These days, it’s difficult for people to wait for anything. According to the Urban Dictionary, the term “microwave generation” applies to the many people today who expect instant information on their smartphones and instant gratification in almost every aspect of life. We have become so impatient, says the Urban Dictionary, that we stand in front of a microwave, tapping our foot and yelling, “Come on!”
We may have taken impatience to a new level, but being patient was tough even in biblical times. In many of his psalms, David cries out to God with complaints that God has not come through for him and seems distant or even silent: “Answer me when I call, O God of my righteousness!” (4:1); “Why, O Lord, do you stand far away? Why do you hide yourself in times of trouble?” (10:1); “How long, O Lord? Will you forget me forever? How long will you hide your face from me?” (13:1).
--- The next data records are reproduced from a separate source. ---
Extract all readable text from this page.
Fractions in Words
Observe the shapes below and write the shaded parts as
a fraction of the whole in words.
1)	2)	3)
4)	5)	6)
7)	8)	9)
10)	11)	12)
In Psalm 27, David makes similar pleas to God: “Hear, O Lord, when I cry aloud; be gracious to me and answer me! ... Hide not your face from me. Turn not your servant away in anger, O you who have been my help. Cast me not off; forsake me not, O God of my salvation!” (vv. 7, 9). David’s pattern in most of the “complaint psalms” is to follow the complaints with reminders of how God always comes through for him. In Psalm 27, however, David simply makes one confident statement: “I believe that I shall look upon the goodness of the Lord in the land of the living!” (v. 13). He then finishes the psalm with today’s verse, where he exhorts himself to wait with courage.
When God seems distant, we need to follow David’s pattern: cry out to God, remind ourselves of God’s help in the past, and exhort ourselves to be strong in God. The result will be reassurance and confidence that enable us to be patient … even when we don’t want to be.